In database systems, data is often compressed to different degrees to reduce storage costs. In analytical processing (AP)-oriented column store databases, data is encoded and compressed by column to improve query performance. However, in most compression algorithms, a higher compression ratio indicates more complex calculation and slower compression/decompression. In traditional B-tree-based databases, data compression during writes may increase the computing load of the CPU and affect the write performance. However, in the LSM-tree architecture of OceanBase Database, data can be compressed only during compactions, which does not affect data writes. Therefore, compression methods with higher compression ratios can be used. The superb compression capabilities of OceanBase Database are proven in application scenarios.

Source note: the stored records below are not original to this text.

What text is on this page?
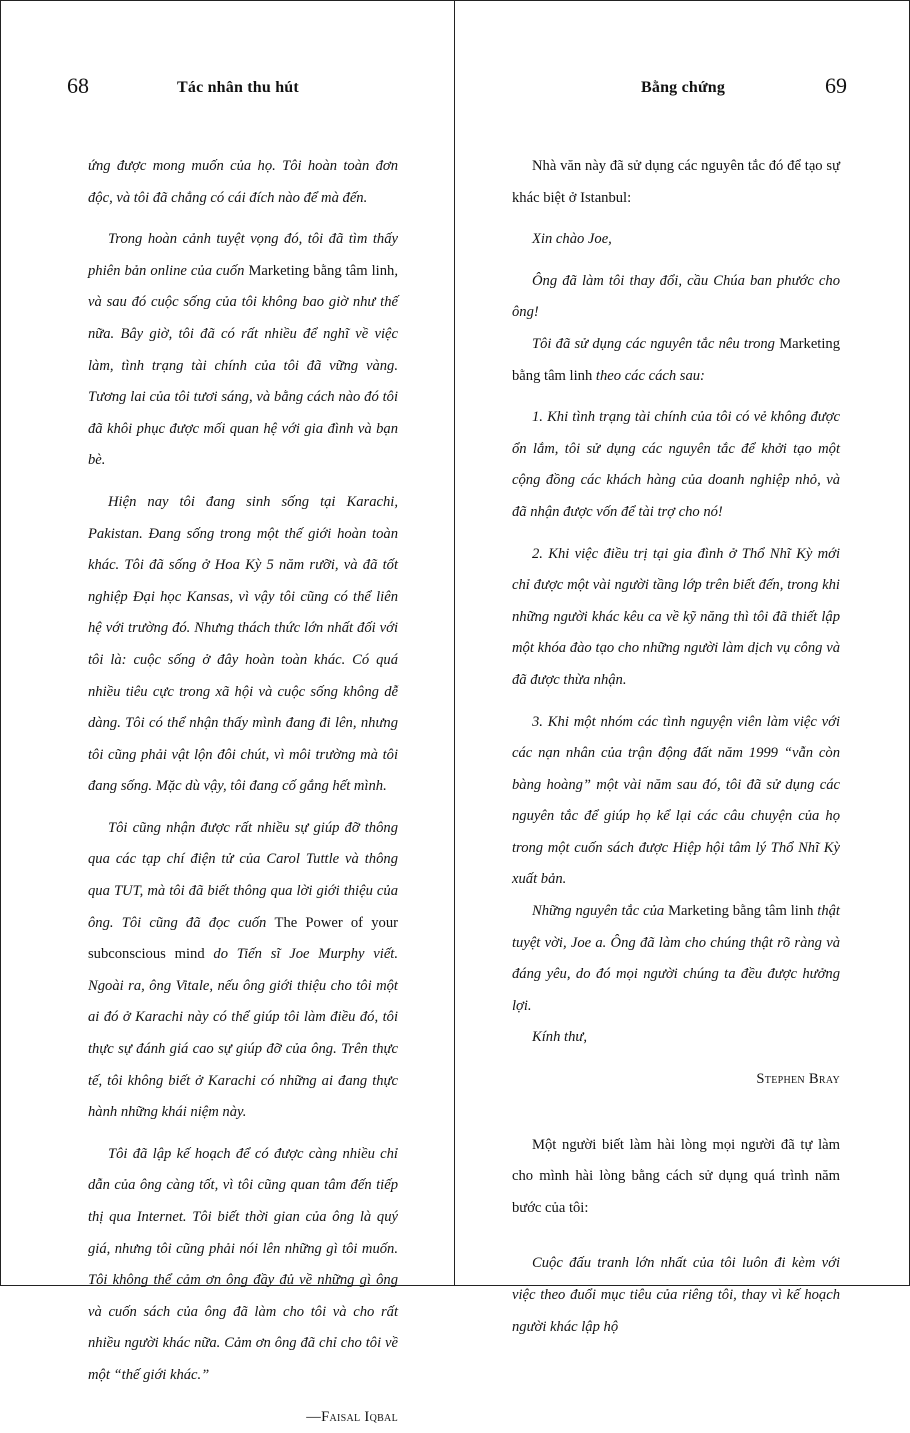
68	Tác nhân thu hút

ứng được mong muốn của họ. Tôi hoàn toàn đơn độc, và tôi đã chẳng có cái đích nào để mà đến.

Trong hoàn cảnh tuyệt vọng đó, tôi đã tìm thấy phiên bản online của cuốn Marketing bằng tâm linh, và sau đó cuộc sống của tôi không bao giờ như thế nữa. Bây giờ, tôi đã có rất nhiều để nghĩ về việc làm, tình trạng tài chính của tôi đã vững vàng. Tương lai của tôi tươi sáng, và bằng cách nào đó tôi đã khôi phục được mối quan hệ với gia đình và bạn bè.

Hiện nay tôi đang sinh sống tại Karachi, Pakistan. Đang sống trong một thế giới hoàn toàn khác. Tôi đã sống ở Hoa Kỳ 5 năm rưỡi, và đã tốt nghiệp Đại học Kansas, vì vậy tôi cũng có thể liên hệ với trường đó. Nhưng thách thức lớn nhất đối với tôi là: cuộc sống ở đây hoàn toàn khác. Có quá nhiều tiêu cực trong xã hội và cuộc sống không dễ dàng. Tôi có thể nhận thấy mình đang đi lên, nhưng tôi cũng phải vật lộn đôi chút, vì môi trường mà tôi đang sống. Mặc dù vậy, tôi đang cố gắng hết mình.

Tôi cũng nhận được rất nhiều sự giúp đỡ thông qua các tạp chí điện tử của Carol Tuttle và thông qua TUT, mà tôi đã biết thông qua lời giới thiệu của ông. Tôi cũng đã đọc cuốn The Power of your subconscious mind do Tiến sĩ Joe Murphy viết. Ngoài ra, ông Vitale, nếu ông giới thiệu cho tôi một ai đó ở Karachi này có thể giúp tôi làm điều đó, tôi thực sự đánh giá cao sự giúp đỡ của ông. Trên thực tế, tôi không biết ở Karachi có những ai đang thực hành những khái niệm này.

Tôi đã lập kế hoạch để có được càng nhiều chỉ dẫn của ông càng tốt, vì tôi cũng quan tâm đến tiếp thị qua Internet. Tôi biết thời gian của ông là quý giá, nhưng tôi cũng phải nói lên những gì tôi muốn. Tôi không thể cảm ơn ông đầy đủ về những gì ông và cuốn sách của ông đã làm cho tôi và cho rất nhiều người khác nữa. Cảm ơn ông đã chỉ cho tôi về một “thế giới khác.”

—Faisal Iqbal

Bằng chứng	69

Nhà văn này đã sử dụng các nguyên tắc đó để tạo sự khác biệt ở Istanbul:

Xin chào Joe,

Ông đã làm tôi thay đổi, cầu Chúa ban phước cho ông!

Tôi đã sử dụng các nguyên tắc nêu trong Marketing bằng tâm linh theo các cách sau:

1. Khi tình trạng tài chính của tôi có vẻ không được ổn lắm, tôi sử dụng các nguyên tắc để khởi tạo một cộng đồng các khách hàng của doanh nghiệp nhỏ, và đã nhận được vốn để tài trợ cho nó!

2. Khi việc điều trị tại gia đình ở Thổ Nhĩ Kỳ mới chỉ được một vài người tầng lớp trên biết đến, trong khi những người khác kêu ca về kỹ năng thì tôi đã thiết lập một khóa đào tạo cho những người làm dịch vụ công và đã được thừa nhận.

3. Khi một nhóm các tình nguyện viên làm việc với các nạn nhân của trận động đất năm 1999 “vẫn còn bàng hoàng” một vài năm sau đó, tôi đã sử dụng các nguyên tắc để giúp họ kể lại các câu chuyện của họ trong một cuốn sách được Hiệp hội tâm lý Thổ Nhĩ Kỳ xuất bản.

Những nguyên tắc của Marketing bằng tâm linh thật tuyệt vời, Joe a. Ông đã làm cho chúng thật rõ ràng và đáng yêu, do đó mọi người chúng ta đều được hưởng lợi.

Kính thư,

Stephen Bray

Một người biết làm hài lòng mọi người đã tự làm cho mình hài lòng bằng cách sử dụng quá trình năm bước của tôi:

Cuộc đấu tranh lớn nhất của tôi luôn đi kèm với việc theo đuổi mục tiêu của riêng tôi, thay vì kế hoạch người khác lập hộ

In OceanBase Database, when memory usage of a MemTable reaches a specified threshold or during daily compaction, a minor or major compaction is triggered to store data in the MemTable to the disk and compact the data into static data in an SSTable. Compared with MemTables, SSTables store more data, including more cold data. When SSTables are continuously generated during compactions, OceanBase Database compresses and encodes data in the SSTables to save storage space on the disk. This reduces I/O operations when you query data in the SSTables. In an SSTable, data is structured by block. Fixed-length macroblocks of 2 MB ease the management of storage space. Variable-length microblocks in macroblocks facilitate data compression. Microblocks are stored in the flat or encoding format. OceanBase Database compresses and encodes data by microblock. A microblock in the encoding format is constructed through row padding, encoding, general compression (optional), and encryption (optional). Then, the microblock is stored on the disk and written to a fixed-length macroblock. Encoding and general compression in this process are two data compression methods in OceanBase Database.
General compression
General compression is a process in which a compression algorithm is used to directly compress data blocks regardless of the data structure. This compression method encodes data blocks based on the characteristics of binary data to reduce the redundancy of stored data. Compressed data cannot be randomly accessed. Both compression and decompression are performed on data blocks. OceanBase Database supports four compression algorithms: zlib, snappy, lz4, and zstd. The compression level of the zstd and lz4 algorithms is 1. The compression level of the zlib algorithm is 6. The snappy algorithm uses the default compression level. The four algorithms are used to compress microblocks of 16 KB during compression testing in OceanBase Database. During the testing, the snappy and lz4 algorithms achieve high compression speeds with low compression ratios, and the zlib and zstd algorithms achieved high compression ratios with low compression speeds. The lz4 and snappy algorithms have similar compression ratios, but the lz4 algorithm has higher compression and decompression speeds. The zstd and zlib algorithms have similar compression ratios, but the zstd algorithm has higher compression and decompression speeds. In MySQL mode, OceanBase Database allows you to use one of the preceding compression algorithms. In Oracle mode, OceanBase Database is compatible with the compression algorithms of Oracle Database and allows you to use either the lz4 or zstd algorithm.
Encoding
Based on general compression, OceanBase Database provides a hybrid row-column storage encoding method for databases. In contrast to general compression, encoding is a process in which a compression algorithm compresses data blocks based on the format and semantics of data in data blocks. OceanBase Database is a relational database in which data is organized by table. Each column of a table represents a fixed type of data. Therefore, data in the same column is similar in a logical sense. In specific scenarios, data in adjacent rows of a business table are also similar. Therefore, you can compress and store data by column to improve compression performance. To compress data by column, OceanBase Database introduces microblocks in the encoding format. Unlike microblocks in the flat format in which all data is serialized by row, microblocks in the encoding format are stored in hybrid row-column storage mode. Logically, a microblock still stores a set of row data, but the data is encoded by column. Fixed-length encoded data is stored in the column store area of the microblock, and variable-length data is stored in the variable-length area by row. Data in microblocks in encoding format can be randomly accessed. If you want to read a specific row of data in a microblock, you can decode only the row of data. This prevents specific decompression algorithms from decompressing the entire data block when you want to read only a part of data in the data block. To reduce projection overheads, you can also decode only specified columns during vectorized execution.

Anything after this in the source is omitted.